One of the great complaints about the present situation within the European Union is that it is dominated by just the one country, Germany. Although not alone in its desire to see a more united Europe the German government’s apparent pressure on the other nations to further integrate is not without precedent. The history of central Europe since the middle ages is one of a succession of wars, treaties and pacts that has gradually led to the establishment of the several nation states that we see today. We only need to go back 500 years to see a completely different political structure where the middle of the continent was divided up into much small autonomous states (known as electorates) and what passed for political power existed at a much more local level, confined to smaller areas called estates which are roughly synonymous to our present day counties or regions. The past inhabitants may well have not enjoyed the standard of life that we do but they suffered only mildly from the edicts and aspirations of the central command bloc which at that time was based in Austria, the Holy Roman Empire as it was known. This empire was certainly not a democratic construct even though the emperor was voted into place by the heads of the smaller states, hence their title of electors. These electors in turn were generally kings or dukes and were voted for by no one, certainly not their subjects, enjoying instead the right to rule through succession rather than the ballot box up until comparatively recent times. This is quite a different history to that of the UK and Ireland, and that difference must surely account for a part of the present attitudes towards Europe that are expressed in these countries, the act of travelling may well help provide a few clues as to how.

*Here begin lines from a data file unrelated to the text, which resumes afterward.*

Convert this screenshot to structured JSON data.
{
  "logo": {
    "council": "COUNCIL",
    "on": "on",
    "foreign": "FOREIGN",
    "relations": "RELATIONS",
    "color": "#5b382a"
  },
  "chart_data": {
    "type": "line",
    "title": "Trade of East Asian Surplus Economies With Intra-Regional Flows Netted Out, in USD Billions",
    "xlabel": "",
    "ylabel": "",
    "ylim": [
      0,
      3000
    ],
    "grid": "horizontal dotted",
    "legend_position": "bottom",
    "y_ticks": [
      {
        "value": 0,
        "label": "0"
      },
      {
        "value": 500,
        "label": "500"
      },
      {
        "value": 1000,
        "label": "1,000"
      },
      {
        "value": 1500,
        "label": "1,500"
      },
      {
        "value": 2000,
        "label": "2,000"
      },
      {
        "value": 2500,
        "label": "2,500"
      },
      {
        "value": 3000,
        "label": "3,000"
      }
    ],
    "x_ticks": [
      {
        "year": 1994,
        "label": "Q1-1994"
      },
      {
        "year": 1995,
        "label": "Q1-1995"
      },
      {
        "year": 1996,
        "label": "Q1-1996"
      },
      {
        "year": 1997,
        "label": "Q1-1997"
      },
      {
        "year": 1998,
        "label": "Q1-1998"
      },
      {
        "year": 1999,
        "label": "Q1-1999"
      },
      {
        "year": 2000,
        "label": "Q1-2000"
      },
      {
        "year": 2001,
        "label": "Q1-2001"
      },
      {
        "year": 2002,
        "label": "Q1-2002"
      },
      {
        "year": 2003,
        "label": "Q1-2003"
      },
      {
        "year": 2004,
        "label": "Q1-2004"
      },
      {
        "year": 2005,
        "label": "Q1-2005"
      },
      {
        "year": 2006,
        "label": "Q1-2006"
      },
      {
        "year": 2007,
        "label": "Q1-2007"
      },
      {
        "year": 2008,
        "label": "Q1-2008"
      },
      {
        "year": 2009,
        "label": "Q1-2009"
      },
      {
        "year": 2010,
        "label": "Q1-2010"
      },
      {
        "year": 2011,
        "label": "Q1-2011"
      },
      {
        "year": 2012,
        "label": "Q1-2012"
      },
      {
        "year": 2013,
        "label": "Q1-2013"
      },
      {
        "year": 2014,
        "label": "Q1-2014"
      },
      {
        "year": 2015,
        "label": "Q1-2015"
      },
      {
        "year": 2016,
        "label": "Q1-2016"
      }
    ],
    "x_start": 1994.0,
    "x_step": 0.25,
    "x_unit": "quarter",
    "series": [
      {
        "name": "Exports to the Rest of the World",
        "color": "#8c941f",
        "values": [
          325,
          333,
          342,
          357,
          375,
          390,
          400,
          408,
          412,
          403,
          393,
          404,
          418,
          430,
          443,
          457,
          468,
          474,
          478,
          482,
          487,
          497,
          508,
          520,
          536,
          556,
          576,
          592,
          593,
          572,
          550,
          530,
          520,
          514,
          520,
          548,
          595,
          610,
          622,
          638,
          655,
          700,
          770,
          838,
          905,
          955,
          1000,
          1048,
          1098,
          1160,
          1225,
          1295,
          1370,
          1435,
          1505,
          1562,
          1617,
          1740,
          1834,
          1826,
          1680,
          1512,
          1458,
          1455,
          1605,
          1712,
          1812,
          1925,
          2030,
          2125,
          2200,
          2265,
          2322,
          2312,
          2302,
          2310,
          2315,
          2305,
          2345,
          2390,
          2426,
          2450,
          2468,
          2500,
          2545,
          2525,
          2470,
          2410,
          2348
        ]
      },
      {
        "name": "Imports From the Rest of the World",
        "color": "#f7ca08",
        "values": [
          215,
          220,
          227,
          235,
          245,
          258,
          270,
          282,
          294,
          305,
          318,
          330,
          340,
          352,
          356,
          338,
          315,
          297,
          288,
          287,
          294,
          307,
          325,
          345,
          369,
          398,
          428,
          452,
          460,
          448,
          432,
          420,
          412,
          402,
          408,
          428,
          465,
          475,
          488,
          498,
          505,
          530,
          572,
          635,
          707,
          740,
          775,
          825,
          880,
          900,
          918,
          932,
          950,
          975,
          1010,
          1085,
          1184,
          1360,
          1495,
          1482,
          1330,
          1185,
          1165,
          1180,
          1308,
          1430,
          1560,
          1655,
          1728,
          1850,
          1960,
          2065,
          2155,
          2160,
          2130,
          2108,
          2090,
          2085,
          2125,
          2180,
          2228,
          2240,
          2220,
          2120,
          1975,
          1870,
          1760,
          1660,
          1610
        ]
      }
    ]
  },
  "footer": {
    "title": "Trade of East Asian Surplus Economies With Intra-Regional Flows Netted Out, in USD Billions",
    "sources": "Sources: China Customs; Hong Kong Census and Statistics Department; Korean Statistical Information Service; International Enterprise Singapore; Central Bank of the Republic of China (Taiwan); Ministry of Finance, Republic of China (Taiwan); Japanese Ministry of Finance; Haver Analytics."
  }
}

The present desire of European leaders, to create a United States of Europe, mirrors that of the ambitions of one such electorate known as the Brandenburg principality in the 17th century. This state lay just south of the Baltic Sea and it eventually rose to become the highly influential state of Prussia before the allies wound it up in 1947. The desire to take control from the estates (especially the task of raising revenue) underpinned the lifetime's work of one of its greatest leaders, the Great Elector, Frederick William, who was at its head through much of the 1600’s. The Estates were allowed to retain a certain degree of ceremonial autonomy whilst the central state gathered and spent the money, mainly on armies and warfare. However, much good work was also done, such as controlling the grain supply through intervention in the open market ensuring that the ravages of famine were kept in check. Prussia’s evolution was certainly not smooth and it encompassed all sorts of diplomatic jiggery pokery and of course a series of battles and wars before it reached the point, in 1871, where she controlled over 40% of the Germanic lands and was in a position to ensure its head of state, King William, was crowned as the first emperor of Germany on unification of the states in that year.


Does all this sound familiar?  To anybody that is presently living in Ireland and has been trying to follow the various developments as they unfolded since the height the boom in 2006, the reflection of the current situation can be clearly see in the mirror of history. Prussia may well have been erased from the geographical and political map of Europe but the echoes of its past ethos are still reverberating around the continent and making themselves manifest in the insistence of closer ties and the desire to control free markets through intervention. The present ‘suggestion’ that the overall responsibility for raising  tax in the European Union be transferred to Brussels from the member states is certainly an absolute continuation of this centralising theme and indeed, it underscores the trajectory of ever closer amalgamation that has its base in the wars of 16th century Europe.


Five Hundred years is considered a long period of history and one could be forgiven that the events of half a millennium ago have little effect on current politics but I was not all sure that this was the case, so time to go and have a look for myself.